Maxeiner & Miersch / 05.01.2013 / 20:09 / 0 / Seite ausdrucken

Das neue Mensch

Der neue Mensch war das erklärte Ziel Mao Tse-tungs und anderer Diktatoren des 20. Jahrhunderts. Doch die Menschen ließen sich – sofern man sie am Leben ließ - nicht in jene selbstlosen und linientreuen Untertanen ummodeln, von denen ihre totalitären Erzieher träumten.

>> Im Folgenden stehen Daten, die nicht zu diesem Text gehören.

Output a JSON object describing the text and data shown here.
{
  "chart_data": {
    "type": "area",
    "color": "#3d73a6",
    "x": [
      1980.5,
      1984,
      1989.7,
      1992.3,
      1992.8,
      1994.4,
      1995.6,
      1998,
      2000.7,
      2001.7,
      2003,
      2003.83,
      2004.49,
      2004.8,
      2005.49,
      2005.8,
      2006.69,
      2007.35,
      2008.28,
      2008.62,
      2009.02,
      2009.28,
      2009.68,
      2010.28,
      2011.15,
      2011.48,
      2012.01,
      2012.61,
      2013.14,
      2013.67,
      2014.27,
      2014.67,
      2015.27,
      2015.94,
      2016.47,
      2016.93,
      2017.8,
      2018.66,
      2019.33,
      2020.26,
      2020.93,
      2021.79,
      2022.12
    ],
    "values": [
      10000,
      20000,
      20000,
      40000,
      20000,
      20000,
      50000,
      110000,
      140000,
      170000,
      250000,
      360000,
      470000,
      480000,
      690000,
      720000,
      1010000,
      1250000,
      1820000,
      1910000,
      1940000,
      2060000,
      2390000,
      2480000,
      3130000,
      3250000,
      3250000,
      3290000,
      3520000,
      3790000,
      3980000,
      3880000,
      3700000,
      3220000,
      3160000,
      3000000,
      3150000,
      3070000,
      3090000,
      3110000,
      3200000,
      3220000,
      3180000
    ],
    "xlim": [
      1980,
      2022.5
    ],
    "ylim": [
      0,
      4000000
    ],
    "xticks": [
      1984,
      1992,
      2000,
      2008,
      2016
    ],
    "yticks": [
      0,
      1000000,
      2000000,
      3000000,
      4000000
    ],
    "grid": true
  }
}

Im 21. Jahrhundert erwächst in den westlichen Demokratien eine postmoderne Version des neuen Menschen: DAS neue Mensch, sanft, nachhaltig und durchgegendert. Es glaubt an „das liebe Gott“ (Kristina Schröder) und ist so geschlechtsneutral wie eine Versicherung zum Unisex-Tarif - vermehrt sich aber trotzdem. Als Pazifist von ganzem Herzen würde das neue Mensch niemals in einen Krieg ziehen. Es sei denn, die Welt muss vor dem Kapitalismus, der Klimawandel oder Thilo Sarrazin gerettet werden.

Das neue Mensch ist zäh wie Leder, duscht es doch morgens kurz und kalt und lässt, wie Frau Steinbrück und Herr Altmaier die Zimmertemperatur niemals über 18 Grad ansteigen. Seine Gedanken kreisen um seinen CO2-Fussabdruck, oder auch um den nächsten evangelischen Kirchentag mit Margot Käßmann und Katrin Göring-Eckardt.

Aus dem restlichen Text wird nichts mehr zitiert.